Sunday, June 8, 2008

What can we do?

Young Malaysians (for now, let us define “young” as being below the age of 35) are typically idealists, always critical of current developments and continuously demanding for change and betterment. The numerous meetings I’ve had with contemporaries suggest that the ruling government is losing mass appeal among young voters and needs to do more to gain lost ground.

It is estimated that 65% of voters for the coming election will be people below the age of 35. This indicates the heightened importance of wooing young people for their precious votes. The major parties in this country need to do more to become more attractive.

Political parties need to:

1. Improve the membership application process: Not having forms and "misplacing” filled-up forms are no longer acceptable. It shouldn’t take more than a week to approve membership and issue membership no.

2. Organize more dialogues and forums for young professionals, regardless of political inclination or membership and establish a stronger network with the NGOs.

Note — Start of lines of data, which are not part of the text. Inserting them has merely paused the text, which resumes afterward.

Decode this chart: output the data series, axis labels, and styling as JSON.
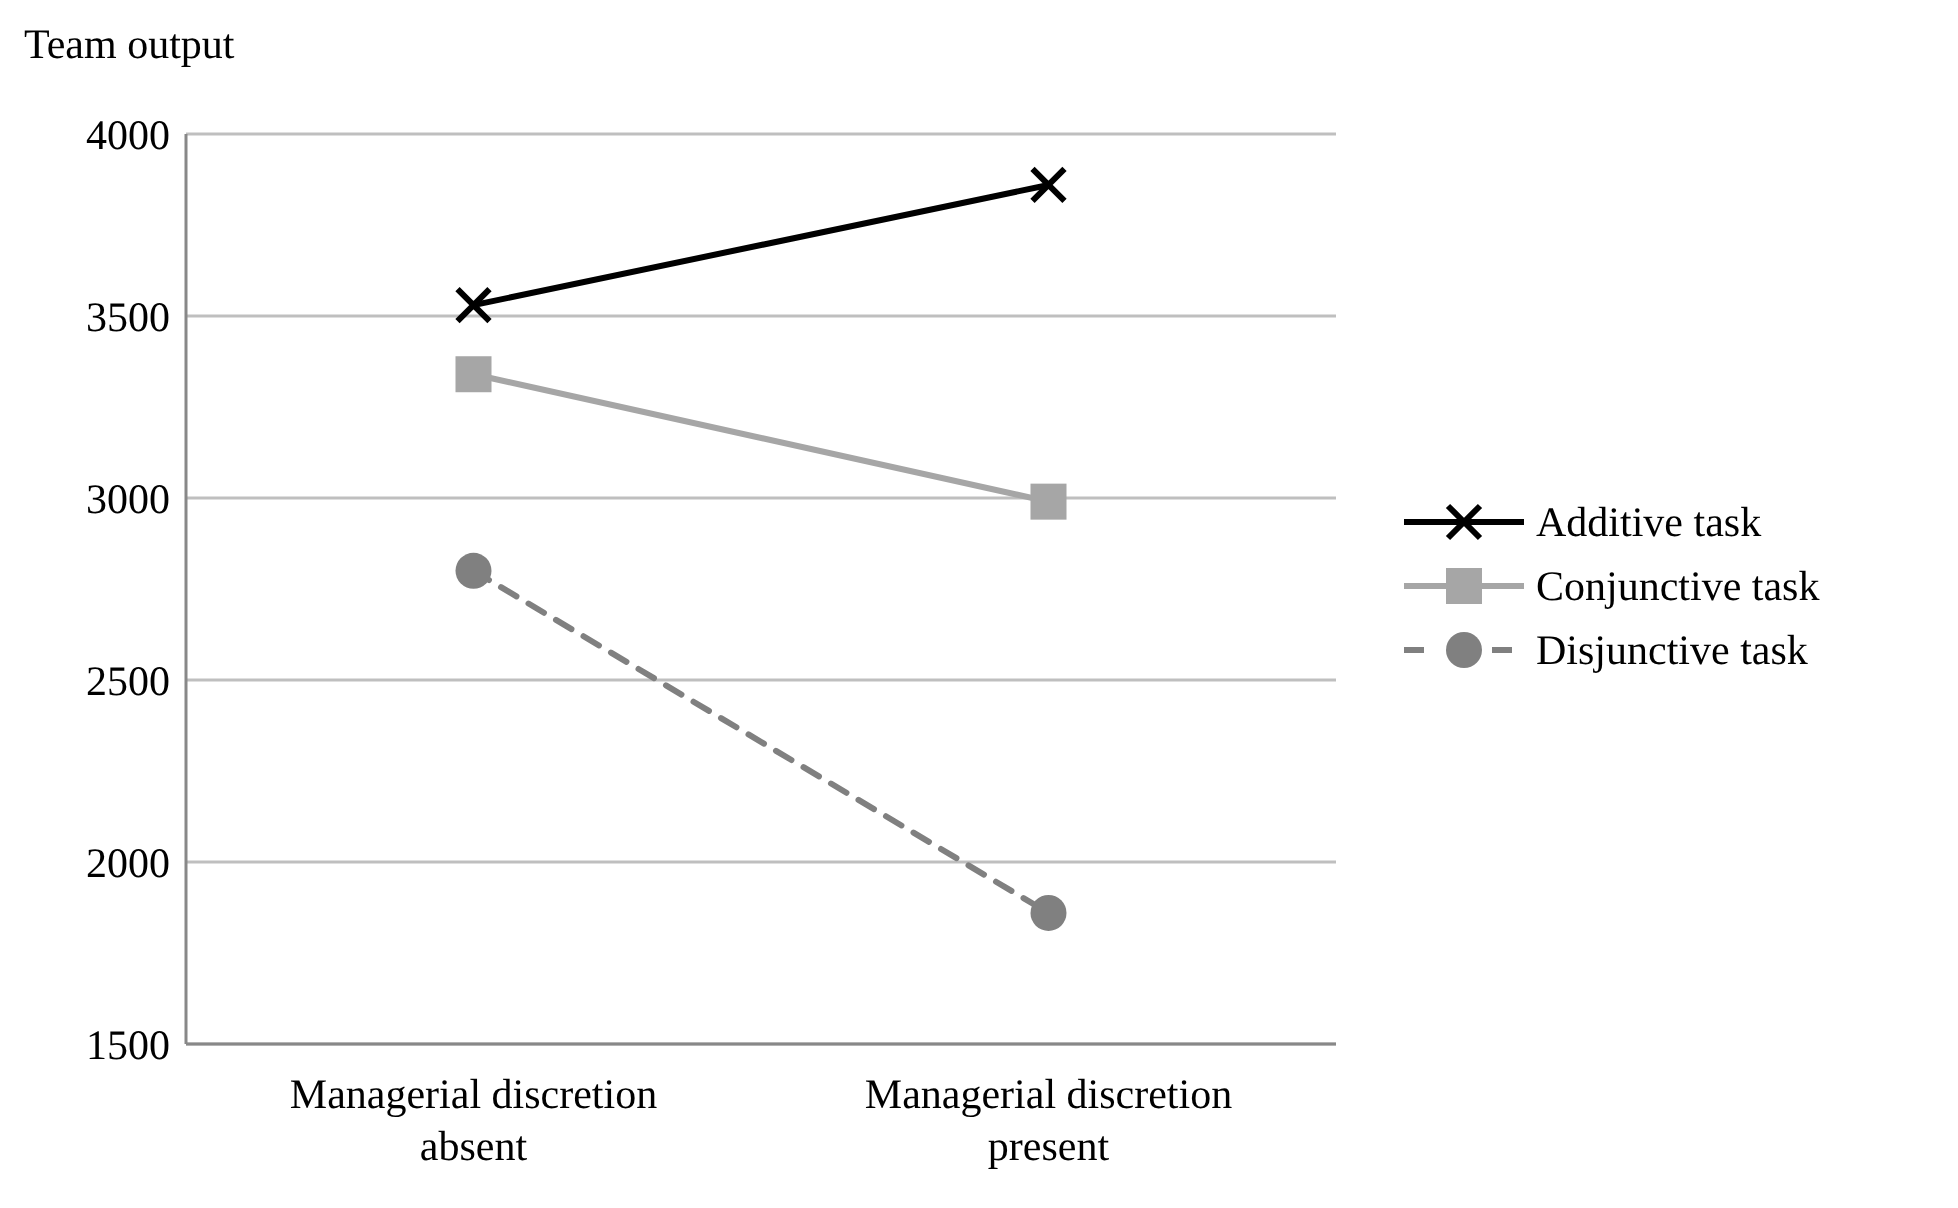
{
  "chart_data": {
    "type": "line",
    "ylabel": "Team output",
    "categories": [
      "Managerial discretion absent",
      "Managerial discretion present"
    ],
    "series": [
      {
        "name": "Additive task",
        "color": "#000000",
        "values": [
          3530,
          3860
        ],
        "marker": "cross",
        "line_style": "solid"
      },
      {
        "name": "Conjunctive task",
        "color": "#a6a6a6",
        "values": [
          3340,
          2990
        ],
        "marker": "square",
        "line_style": "solid"
      },
      {
        "name": "Disjunctive task",
        "color": "#808080",
        "values": [
          2800,
          1860
        ],
        "marker": "circle",
        "line_style": "dashed"
      }
    ],
    "ylim": [
      1500,
      4000
    ],
    "yticks": [
      1500,
      2000,
      2500,
      3000,
      3500,
      4000
    ],
    "grid": "y",
    "legend": "right"
  }
}
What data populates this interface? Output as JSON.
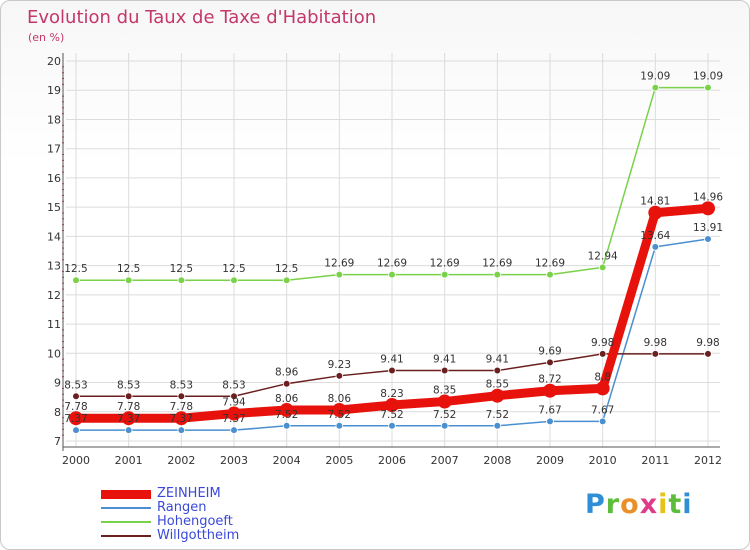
{
  "header": {
    "title": "Evolution du Taux de Taxe d'Habitation",
    "subtitle": "(en %)"
  },
  "logo": {
    "letters": [
      "P",
      "r",
      "o",
      "x",
      "i",
      "t",
      "i"
    ],
    "colors": [
      "#2f8fd6",
      "#5bbd3a",
      "#e8912a",
      "#e03a8a",
      "#e8c21a",
      "#5bbd3a",
      "#2f8fd6"
    ]
  },
  "chart_data": {
    "type": "line",
    "title": "Evolution du Taux de Taxe d'Habitation",
    "subtitle": "(en %)",
    "xlabel": "",
    "ylabel": "",
    "x": [
      "2000",
      "2001",
      "2002",
      "2003",
      "2004",
      "2005",
      "2006",
      "2007",
      "2008",
      "2009",
      "2010",
      "2011",
      "2012"
    ],
    "ylim": [
      7,
      20
    ],
    "yticks": [
      "7",
      "8",
      "9",
      "10",
      "11",
      "12",
      "13",
      "14",
      "15",
      "16",
      "17",
      "18",
      "19",
      "20"
    ],
    "grid": true,
    "legend_position": "bottom-left",
    "series": [
      {
        "name": "ZEINHEIM",
        "color": "#e8120c",
        "style": "thick",
        "values": [
          7.78,
          7.78,
          7.78,
          7.94,
          8.06,
          8.06,
          8.23,
          8.35,
          8.55,
          8.72,
          8.8,
          14.81,
          14.96
        ],
        "labels": [
          "7.78",
          "7.78",
          "7.78",
          "7.94",
          "8.06",
          "8.06",
          "8.23",
          "8.35",
          "8.55",
          "8.72",
          "8.8",
          "14.81",
          "14.96"
        ]
      },
      {
        "name": "Rangen",
        "color": "#4a8fd0",
        "style": "thin",
        "values": [
          7.37,
          7.37,
          7.37,
          7.37,
          7.52,
          7.52,
          7.52,
          7.52,
          7.52,
          7.67,
          7.67,
          13.64,
          13.91
        ],
        "labels": [
          "7.37",
          "7.37",
          "7.37",
          "7.37",
          "7.52",
          "7.52",
          "7.52",
          "7.52",
          "7.52",
          "7.67",
          "7.67",
          "13.64",
          "13.91"
        ]
      },
      {
        "name": "Hohengoeft",
        "color": "#7ad14a",
        "style": "thin",
        "values": [
          12.5,
          12.5,
          12.5,
          12.5,
          12.5,
          12.69,
          12.69,
          12.69,
          12.69,
          12.69,
          12.94,
          19.09,
          19.09
        ],
        "labels": [
          "12.5",
          "12.5",
          "12.5",
          "12.5",
          "12.5",
          "12.69",
          "12.69",
          "12.69",
          "12.69",
          "12.69",
          "12.94",
          "19.09",
          "19.09"
        ]
      },
      {
        "name": "Willgottheim",
        "color": "#6b1f1f",
        "style": "thin",
        "values": [
          8.53,
          8.53,
          8.53,
          8.53,
          8.96,
          9.23,
          9.41,
          9.41,
          9.41,
          9.69,
          9.98,
          9.98,
          9.98
        ],
        "labels": [
          "8.53",
          "8.53",
          "8.53",
          "8.53",
          "8.96",
          "9.23",
          "9.41",
          "9.41",
          "9.41",
          "9.69",
          "9.98",
          "9.98",
          "9.98"
        ]
      }
    ]
  }
}
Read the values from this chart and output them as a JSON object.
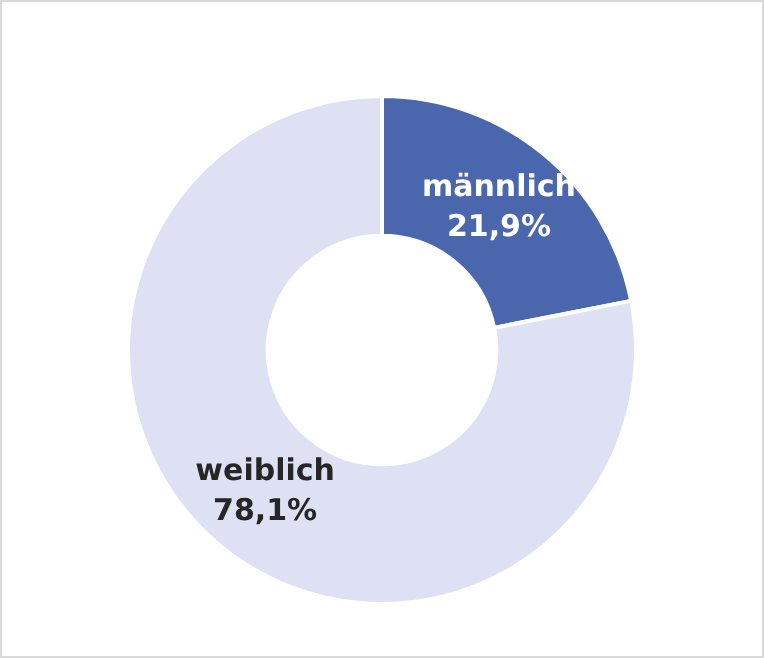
{
  "chart_data": {
    "type": "donut",
    "categories": [
      "männlich",
      "weiblich"
    ],
    "values": [
      21.9,
      78.1
    ],
    "colors": [
      "#4a67ad",
      "#dde1f3"
    ],
    "value_labels": [
      "21,9%",
      "78,1%"
    ],
    "legend": false
  }
}
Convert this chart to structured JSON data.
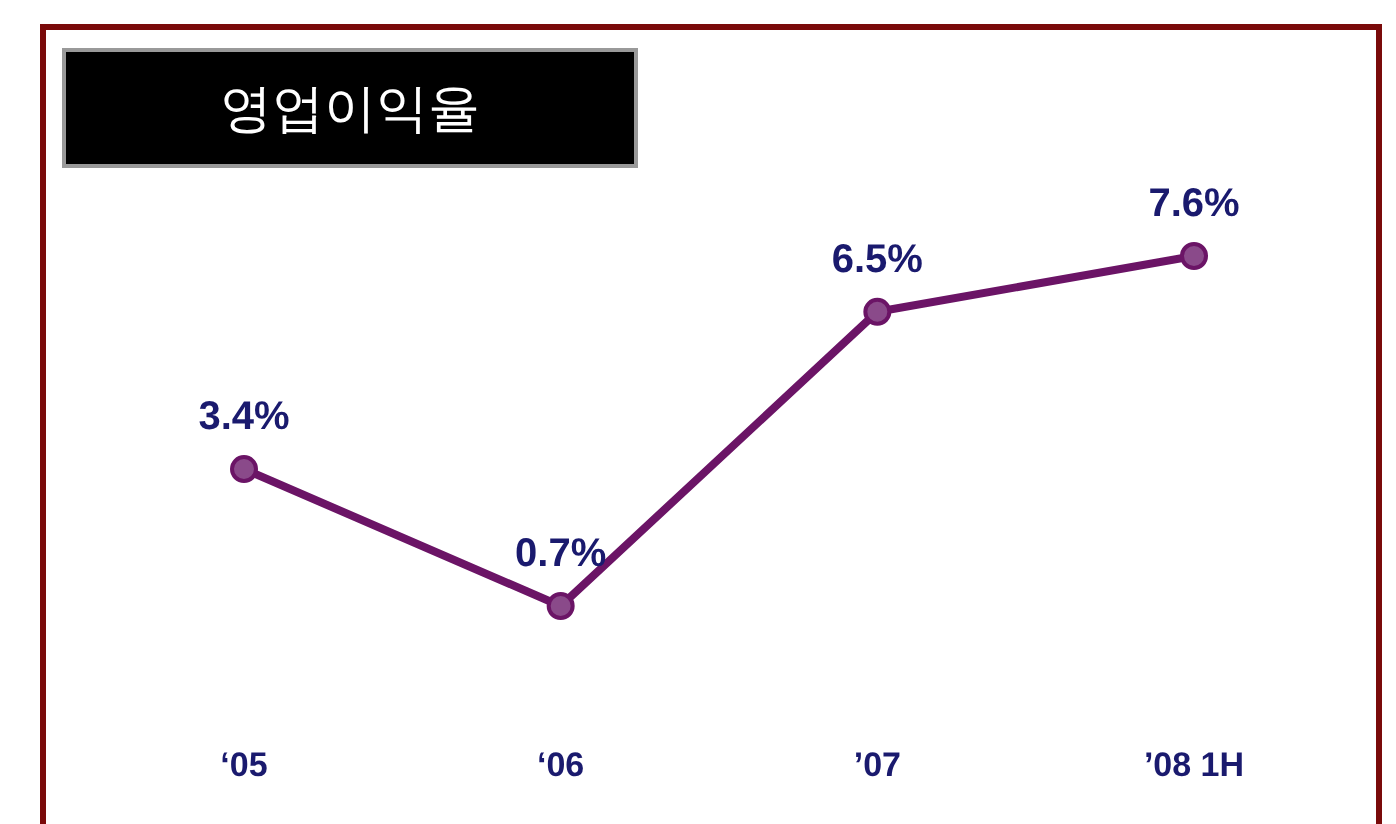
{
  "chart_data": {
    "type": "line",
    "title": "영업이익율",
    "categories": [
      "‘05",
      "‘06",
      "’07",
      "’08 1H"
    ],
    "values": [
      3.4,
      0.7,
      6.5,
      7.6
    ],
    "value_labels": [
      "3.4%",
      "0.7%",
      "6.5%",
      "7.6%"
    ],
    "color": "#6b1466",
    "marker": "circle"
  }
}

Understand the perception of the young towards politics.

3. Embrace more volunteers and professionals into the party and not be afraid of losing one’s position. Similar to running corporations, a smart CEO will hire the best brains and managers and not afraid of losing his job to his subordinates. This does not mean that non-educated members have a lower value; however, parties need to always expand its pool of quality leaders to ensure continuity for years to come.

Youth party members must:

1. Strongly reject leaders who are selfish, arrogant and care too little about the development of society and economy.
2. Use their voting rights to implement change and not for monetary gains (easier said than done).
3. Continuously attract quality memberships

Young elected representatives must:

1. Approach young voters through forums and programs, not just spending time with the youth members of the same party to lobby for votes and strengthen one’s position.
2. Understand the effect of policies and obtain feedbacks.

Young professionals and entrepreneurs must first:

1. Master knowledge and become an expert in their respective fields.
2. Establish sound financial standing through elevation on the corporate ladder, investments or business position
3. Be more attuned to current political developments and learn from history.
4. Discard the notion that “my vote doesn’t affect anything”.
5. Formalize fruitful propositions (and not solely criticisms) through participation in NGOs or political parties or channeling their thoughts through their network.
6. “Turun padang” or reach out to the grass root level and help out: Things may not be as comfortable in the cities compared to the rural area.
7. Be part of the solution: Contribute one’s knowledge, time, energy and financial resources, avoid “cuci tangan” and don’t just let the politicians do the dirty work.

Young people need to realize that this is our country and it will be our “turn” one day to govern. The time to participate is now.